Les volcans de points chauds, comme ceux de Polynésie, sont produits par la remontée dans le manteau terrestre de matériel profond qui fond en approchant de la surface. Les volcans polynésiens sont récents (généralement moins de 10 millions d’années) et leur alignement sur la plaque pacifique témoigne de la fixité de la source mantellique sous la plaque océanique qui, elle, migre vers le nord-est à une vitesse d’environ 10 cm/an. A l’extrémité sud-est de la chaîne Pitcairn-Gambier, l’une des quatre chaînes de Polynésie Française, se trouvent des volcans sous-marins dont l’activité est récente ou même peut-être actuelle.

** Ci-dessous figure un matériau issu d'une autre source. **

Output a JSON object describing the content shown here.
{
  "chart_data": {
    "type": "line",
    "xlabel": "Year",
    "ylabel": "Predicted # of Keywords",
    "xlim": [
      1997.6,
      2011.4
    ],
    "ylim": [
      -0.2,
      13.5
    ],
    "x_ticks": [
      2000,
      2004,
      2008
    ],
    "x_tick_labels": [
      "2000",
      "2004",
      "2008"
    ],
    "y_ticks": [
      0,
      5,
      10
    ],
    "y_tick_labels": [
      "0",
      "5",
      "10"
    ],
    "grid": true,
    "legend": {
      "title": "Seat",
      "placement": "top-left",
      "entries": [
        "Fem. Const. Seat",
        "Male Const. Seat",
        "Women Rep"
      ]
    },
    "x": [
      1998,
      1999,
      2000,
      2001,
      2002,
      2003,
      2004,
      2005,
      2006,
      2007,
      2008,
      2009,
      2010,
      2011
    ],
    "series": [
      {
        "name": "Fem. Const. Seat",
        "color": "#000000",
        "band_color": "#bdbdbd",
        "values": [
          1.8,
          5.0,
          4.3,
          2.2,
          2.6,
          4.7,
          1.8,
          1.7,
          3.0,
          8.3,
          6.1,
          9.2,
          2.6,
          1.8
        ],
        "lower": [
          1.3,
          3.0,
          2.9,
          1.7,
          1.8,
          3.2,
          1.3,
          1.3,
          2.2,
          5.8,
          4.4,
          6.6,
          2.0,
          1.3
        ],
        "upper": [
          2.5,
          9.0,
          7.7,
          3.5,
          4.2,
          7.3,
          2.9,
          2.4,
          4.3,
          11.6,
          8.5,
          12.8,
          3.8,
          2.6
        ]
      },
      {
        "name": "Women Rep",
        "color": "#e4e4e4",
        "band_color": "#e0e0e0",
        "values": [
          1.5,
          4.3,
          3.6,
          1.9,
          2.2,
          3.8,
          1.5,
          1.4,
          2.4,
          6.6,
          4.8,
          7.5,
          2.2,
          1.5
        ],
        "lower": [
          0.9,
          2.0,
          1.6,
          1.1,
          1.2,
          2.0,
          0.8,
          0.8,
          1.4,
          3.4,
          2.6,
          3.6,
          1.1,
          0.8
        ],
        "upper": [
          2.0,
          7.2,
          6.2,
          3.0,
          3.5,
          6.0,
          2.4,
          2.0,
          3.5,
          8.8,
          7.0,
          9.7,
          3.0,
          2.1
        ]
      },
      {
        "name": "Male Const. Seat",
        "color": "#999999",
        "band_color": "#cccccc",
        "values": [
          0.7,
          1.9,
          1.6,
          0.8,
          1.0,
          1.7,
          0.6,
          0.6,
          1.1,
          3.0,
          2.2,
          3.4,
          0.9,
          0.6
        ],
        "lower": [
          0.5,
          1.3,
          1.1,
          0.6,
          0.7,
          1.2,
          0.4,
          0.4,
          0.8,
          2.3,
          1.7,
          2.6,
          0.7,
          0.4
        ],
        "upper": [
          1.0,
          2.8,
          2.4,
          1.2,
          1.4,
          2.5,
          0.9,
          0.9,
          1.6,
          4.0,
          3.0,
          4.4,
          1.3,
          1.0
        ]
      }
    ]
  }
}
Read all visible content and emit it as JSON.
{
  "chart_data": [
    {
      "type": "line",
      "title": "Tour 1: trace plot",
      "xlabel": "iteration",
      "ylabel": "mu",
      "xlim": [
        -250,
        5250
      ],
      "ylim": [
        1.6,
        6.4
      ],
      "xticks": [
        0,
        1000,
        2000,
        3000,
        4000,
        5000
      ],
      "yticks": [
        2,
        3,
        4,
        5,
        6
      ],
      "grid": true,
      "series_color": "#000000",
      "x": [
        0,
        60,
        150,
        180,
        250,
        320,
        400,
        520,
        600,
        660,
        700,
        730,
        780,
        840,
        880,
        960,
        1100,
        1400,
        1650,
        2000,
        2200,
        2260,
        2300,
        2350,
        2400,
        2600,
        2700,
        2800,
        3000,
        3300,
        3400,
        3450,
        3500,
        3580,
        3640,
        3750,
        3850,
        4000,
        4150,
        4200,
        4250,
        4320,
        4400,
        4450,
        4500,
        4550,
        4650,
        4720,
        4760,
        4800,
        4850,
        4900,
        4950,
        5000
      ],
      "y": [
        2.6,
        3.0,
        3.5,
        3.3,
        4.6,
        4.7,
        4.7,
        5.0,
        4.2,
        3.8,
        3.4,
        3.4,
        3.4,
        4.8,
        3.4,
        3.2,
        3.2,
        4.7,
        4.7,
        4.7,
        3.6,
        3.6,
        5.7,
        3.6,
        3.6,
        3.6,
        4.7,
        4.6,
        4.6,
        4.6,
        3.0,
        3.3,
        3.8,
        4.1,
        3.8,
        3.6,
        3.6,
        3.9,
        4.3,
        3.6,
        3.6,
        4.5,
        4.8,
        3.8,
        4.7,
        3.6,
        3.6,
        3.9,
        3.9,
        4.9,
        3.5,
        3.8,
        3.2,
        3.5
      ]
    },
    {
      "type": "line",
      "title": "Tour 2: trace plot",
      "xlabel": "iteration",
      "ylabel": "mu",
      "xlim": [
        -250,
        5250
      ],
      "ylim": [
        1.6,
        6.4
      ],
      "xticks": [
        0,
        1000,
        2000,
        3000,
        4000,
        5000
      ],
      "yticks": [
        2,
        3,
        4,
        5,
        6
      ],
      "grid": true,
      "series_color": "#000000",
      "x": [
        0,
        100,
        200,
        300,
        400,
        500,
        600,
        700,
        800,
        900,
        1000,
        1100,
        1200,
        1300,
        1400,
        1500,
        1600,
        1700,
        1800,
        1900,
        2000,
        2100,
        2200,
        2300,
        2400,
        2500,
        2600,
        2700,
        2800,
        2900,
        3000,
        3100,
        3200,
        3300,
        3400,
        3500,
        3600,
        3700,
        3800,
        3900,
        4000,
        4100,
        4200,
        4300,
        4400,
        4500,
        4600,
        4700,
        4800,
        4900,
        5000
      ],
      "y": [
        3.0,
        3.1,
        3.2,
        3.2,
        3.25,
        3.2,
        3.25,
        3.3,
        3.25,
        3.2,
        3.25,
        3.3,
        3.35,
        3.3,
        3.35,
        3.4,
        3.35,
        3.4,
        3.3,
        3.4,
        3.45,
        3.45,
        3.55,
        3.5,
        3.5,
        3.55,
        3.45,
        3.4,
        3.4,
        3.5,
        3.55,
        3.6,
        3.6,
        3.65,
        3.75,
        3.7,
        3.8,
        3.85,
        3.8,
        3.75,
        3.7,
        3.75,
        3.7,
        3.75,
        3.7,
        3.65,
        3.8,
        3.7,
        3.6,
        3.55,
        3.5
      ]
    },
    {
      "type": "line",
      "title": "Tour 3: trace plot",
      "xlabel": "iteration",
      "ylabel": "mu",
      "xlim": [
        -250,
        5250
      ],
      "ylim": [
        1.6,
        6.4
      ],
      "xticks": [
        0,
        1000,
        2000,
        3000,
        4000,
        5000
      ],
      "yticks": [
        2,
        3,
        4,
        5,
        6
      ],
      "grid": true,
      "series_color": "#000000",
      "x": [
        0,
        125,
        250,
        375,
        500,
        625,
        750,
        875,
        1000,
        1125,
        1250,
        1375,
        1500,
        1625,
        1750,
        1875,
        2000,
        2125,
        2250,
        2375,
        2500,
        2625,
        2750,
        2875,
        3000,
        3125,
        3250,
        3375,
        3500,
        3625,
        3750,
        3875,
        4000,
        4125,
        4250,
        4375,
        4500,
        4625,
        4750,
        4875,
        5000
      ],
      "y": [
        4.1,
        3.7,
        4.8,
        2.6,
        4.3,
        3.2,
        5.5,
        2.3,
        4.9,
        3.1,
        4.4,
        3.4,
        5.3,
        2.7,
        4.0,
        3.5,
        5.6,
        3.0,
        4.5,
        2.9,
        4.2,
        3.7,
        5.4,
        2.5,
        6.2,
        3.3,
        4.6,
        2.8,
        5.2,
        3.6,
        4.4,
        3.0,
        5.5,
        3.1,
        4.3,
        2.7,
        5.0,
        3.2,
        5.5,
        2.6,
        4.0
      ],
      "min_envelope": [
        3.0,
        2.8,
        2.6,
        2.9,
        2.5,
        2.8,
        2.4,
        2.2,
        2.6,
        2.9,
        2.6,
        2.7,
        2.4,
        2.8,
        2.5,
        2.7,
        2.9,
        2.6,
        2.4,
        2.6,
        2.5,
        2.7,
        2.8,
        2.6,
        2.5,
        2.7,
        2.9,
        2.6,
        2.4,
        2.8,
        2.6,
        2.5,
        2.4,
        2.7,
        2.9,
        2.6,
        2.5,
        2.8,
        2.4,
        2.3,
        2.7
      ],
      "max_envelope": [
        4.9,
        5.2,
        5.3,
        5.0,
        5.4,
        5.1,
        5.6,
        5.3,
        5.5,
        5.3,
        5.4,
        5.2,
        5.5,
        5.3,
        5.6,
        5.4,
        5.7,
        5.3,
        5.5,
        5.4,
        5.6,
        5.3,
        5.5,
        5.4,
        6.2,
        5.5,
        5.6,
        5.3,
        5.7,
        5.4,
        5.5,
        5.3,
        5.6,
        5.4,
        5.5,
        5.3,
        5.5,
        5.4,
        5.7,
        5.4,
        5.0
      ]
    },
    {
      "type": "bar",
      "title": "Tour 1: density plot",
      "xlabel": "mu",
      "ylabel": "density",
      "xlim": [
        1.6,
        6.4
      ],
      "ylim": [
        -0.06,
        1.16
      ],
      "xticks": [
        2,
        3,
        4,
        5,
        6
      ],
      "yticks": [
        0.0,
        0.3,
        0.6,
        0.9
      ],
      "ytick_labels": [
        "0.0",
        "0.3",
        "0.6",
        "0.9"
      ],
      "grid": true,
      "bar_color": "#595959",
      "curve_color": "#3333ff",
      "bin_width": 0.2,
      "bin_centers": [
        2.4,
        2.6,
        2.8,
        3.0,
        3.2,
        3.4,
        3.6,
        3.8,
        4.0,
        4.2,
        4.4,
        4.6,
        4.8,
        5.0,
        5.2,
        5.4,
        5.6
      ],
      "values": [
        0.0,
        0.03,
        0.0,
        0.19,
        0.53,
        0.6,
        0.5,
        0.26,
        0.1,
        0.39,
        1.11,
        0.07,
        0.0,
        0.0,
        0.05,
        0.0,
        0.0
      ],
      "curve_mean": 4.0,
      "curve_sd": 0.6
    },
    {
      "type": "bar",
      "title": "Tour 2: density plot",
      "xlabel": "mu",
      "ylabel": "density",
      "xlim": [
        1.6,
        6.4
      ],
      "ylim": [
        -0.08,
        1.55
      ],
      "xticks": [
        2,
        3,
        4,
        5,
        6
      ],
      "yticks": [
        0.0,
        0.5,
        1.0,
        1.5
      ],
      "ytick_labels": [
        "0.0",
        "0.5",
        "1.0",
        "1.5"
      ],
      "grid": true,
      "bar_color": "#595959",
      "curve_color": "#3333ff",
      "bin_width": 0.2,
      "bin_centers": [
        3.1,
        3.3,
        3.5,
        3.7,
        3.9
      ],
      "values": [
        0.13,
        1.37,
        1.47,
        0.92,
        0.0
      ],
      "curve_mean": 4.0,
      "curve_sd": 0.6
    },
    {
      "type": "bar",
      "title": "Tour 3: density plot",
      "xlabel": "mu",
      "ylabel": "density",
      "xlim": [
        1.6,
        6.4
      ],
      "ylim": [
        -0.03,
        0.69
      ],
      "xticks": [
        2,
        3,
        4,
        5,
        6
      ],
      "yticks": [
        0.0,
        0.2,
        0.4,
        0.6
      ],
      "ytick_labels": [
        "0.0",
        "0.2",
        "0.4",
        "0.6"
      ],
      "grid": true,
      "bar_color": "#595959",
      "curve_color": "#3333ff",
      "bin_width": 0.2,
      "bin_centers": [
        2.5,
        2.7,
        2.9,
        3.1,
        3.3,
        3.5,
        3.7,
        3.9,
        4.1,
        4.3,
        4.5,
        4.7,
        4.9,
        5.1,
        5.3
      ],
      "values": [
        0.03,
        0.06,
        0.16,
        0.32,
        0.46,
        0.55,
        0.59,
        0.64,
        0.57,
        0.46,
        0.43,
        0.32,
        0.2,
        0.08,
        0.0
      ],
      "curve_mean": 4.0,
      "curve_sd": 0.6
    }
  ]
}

L’équipe de chercheurs a étudié les laves de monts sous-marins de Pitcairn et a découvert que les sulfures présents au sein de ces laves préservent des anomalies isotopiques (notées ∆33S) dont la seule origine connue est la photochimie en atmosphère dépourvue d’oxygène. Autrement dit, cette découverte révèle que les sulfures remontés par ce point chaud ont non seulement une origine sédimentaire, mais aussi qu’ils ont été formés avant l’oxygénation de l’atmosphère il y a 2,4 Ga (milliards d’années). La modélisation des isotopes radiogéniques (Sr, Nd, Hf et Pb) complémente ce travail et montre que ces sédiments avaient sans doute un âge compris entre 2,4 et 2,8 Ga et une composition chimique particulière, très appauvrie en de nombreux éléments.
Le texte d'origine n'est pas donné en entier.